Wages in civil sector to grow

At school

In a month's time, 800 000 Czech doctors, nurses, policemen, primary school teachers and state office workers will be better off. The Czech government approved an 11-percent rise of salaries in the public sector on Monday. Pavla Horakova has the details.

At school
The rise was originally expected in January this year, but the government then postponed it until April. After negotiations with the trade unions the compromise March date was finally set. In return, the trade unions promised to accept the government's plans as regards the number of public sector employees. The vice-chairman of the Czech-Moravian Chamber of Trade Unions Milan Stech welcomes the compromise and says it is the best result the trade unions could have reached in the negotiations, taking into account the development of inflation and unemployment. But Mr Stech is far from happy with the large discrepancy between wages in the public and commercial sector.

"I don't think the situation is good. Already in 1994 we agreed in the tripartite that the difference should be about 5 percent - that means the commercial sector should be only 5 percent ahead of the public sector. I think it is necessary to increase wages in the public sector if we are to keep and motivate qualified workers."

In the commercial sector, the average monthly wage is around 14 thousand crowns, or 450 euros, the average income in the public sector is about one third lower.

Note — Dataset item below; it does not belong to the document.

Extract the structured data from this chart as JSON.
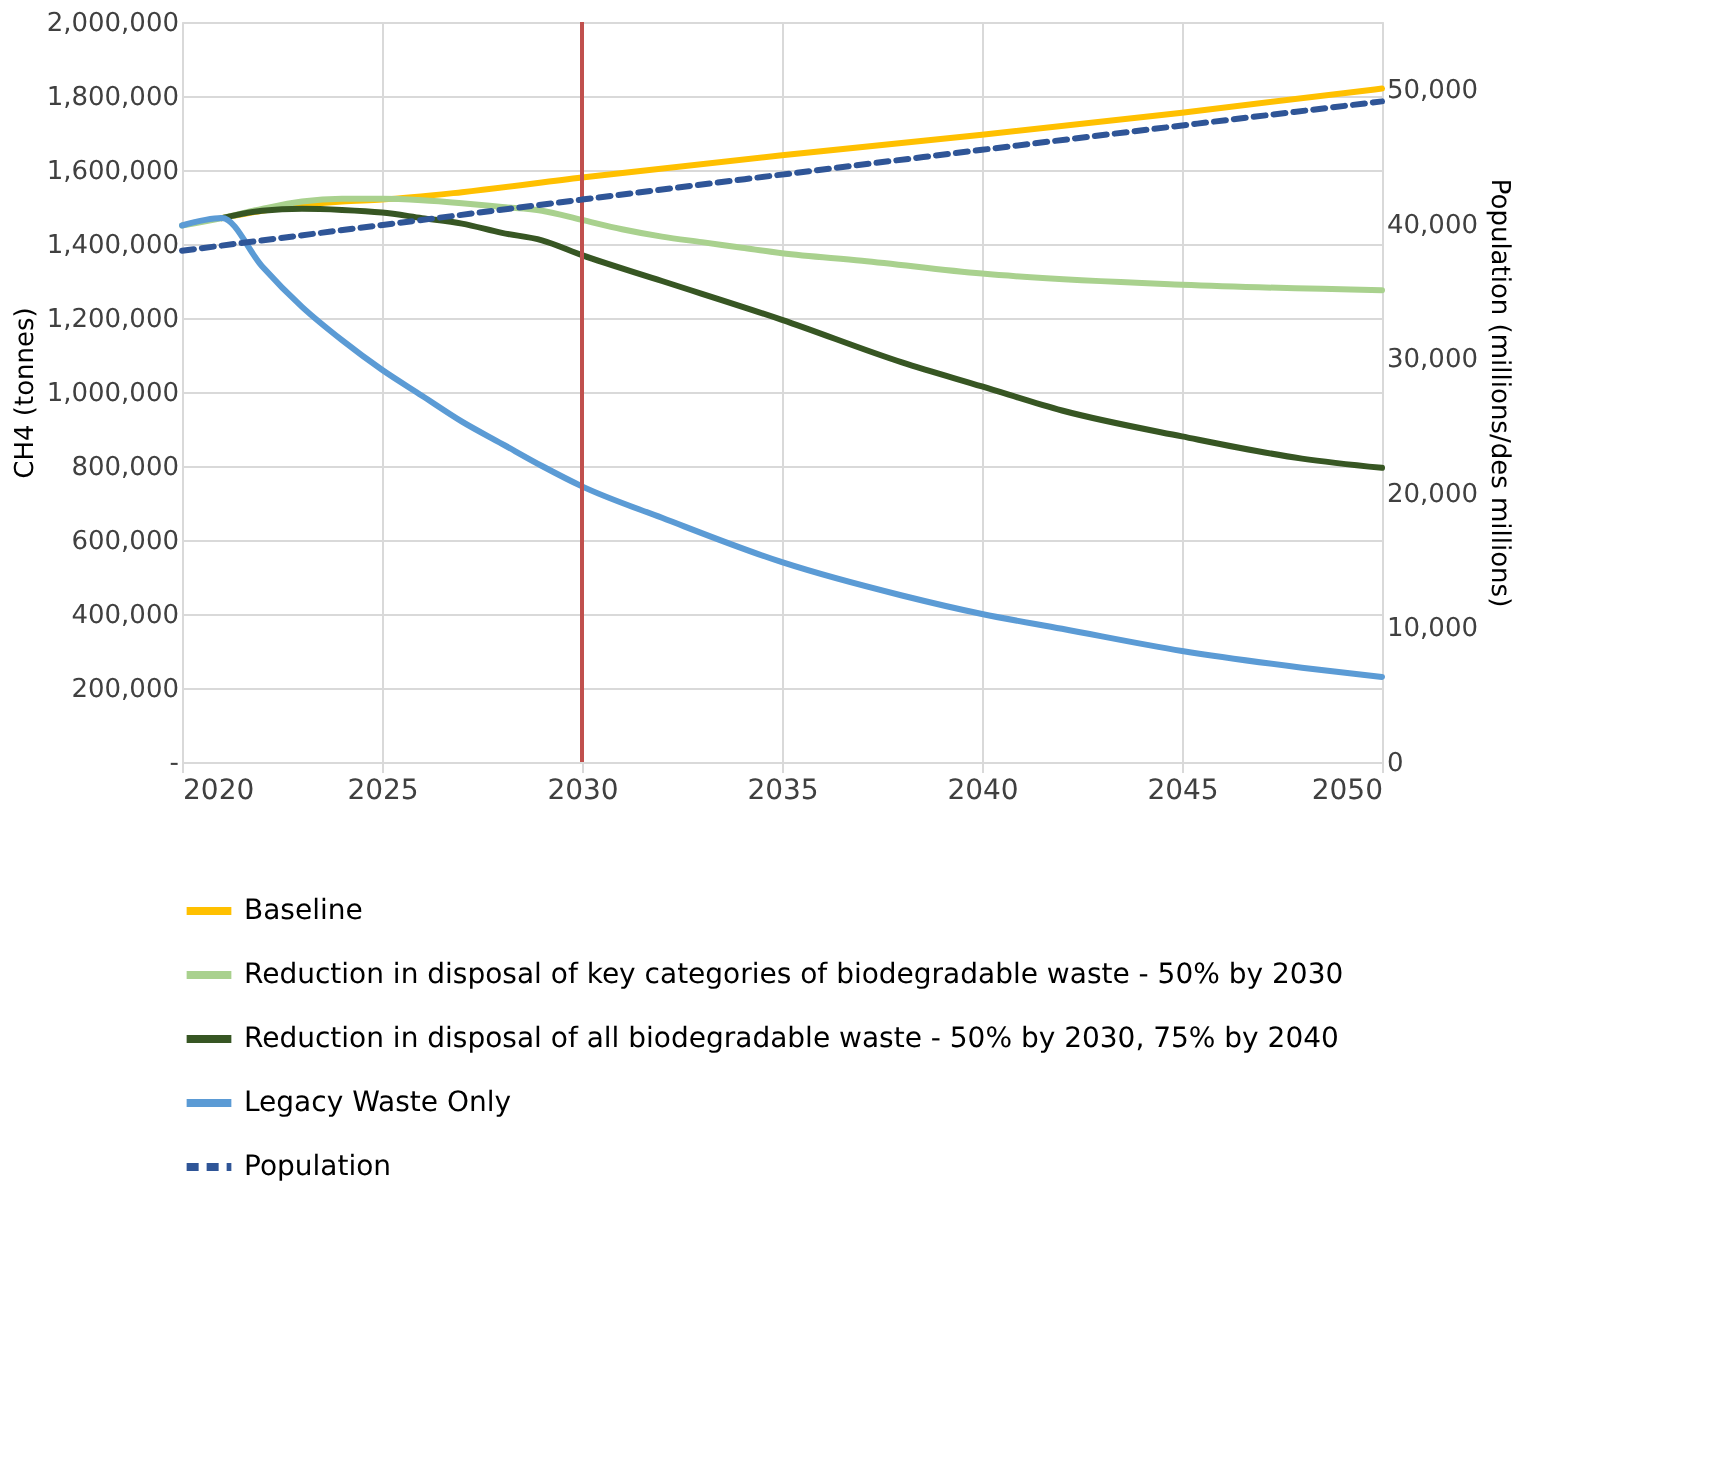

As of March, doctors, nurses, policemen, primary school teachers, clergymen and state office workers will get between one and two thousand crowns more every month. There seems to be a catch though. The state budget had allocated money for a rise later - in April. That means some schools and hospitals might not find the extra money in their budgets for the rise of the fixed part of the salaries. They have to look for it elsewhere and some say they might have to cut down the variable part of the salaries. That would leave the employees with exactly the same wage as before the rise. What does Milan Stech think of that?

"Hospitals are in a different situation. They are financed from health insurance. The increase there is even higher. Beside the 11-percent rise there is another 7 percent on which medical trade unions agreed with the Health Ministry and health insurance companies. Therefore with the 18-percent rise there, the variable part of the salary could be affected. As for schools, I don't think the variable part of the salary will be affected. The money will be provided from state resources and I don't think the difference of one month plays a significant role. I think it is irresponsible and misleading if the schools say they can't find money for the rise because it has come a month earlier."

The latest pay rise in the public sector is definitely welcome as another step to level out the huge difference between salaries in the state and commercial spheres. However, it seems that it will take much more time to improve the current situation, when experts in the public sector are seriously underpaid.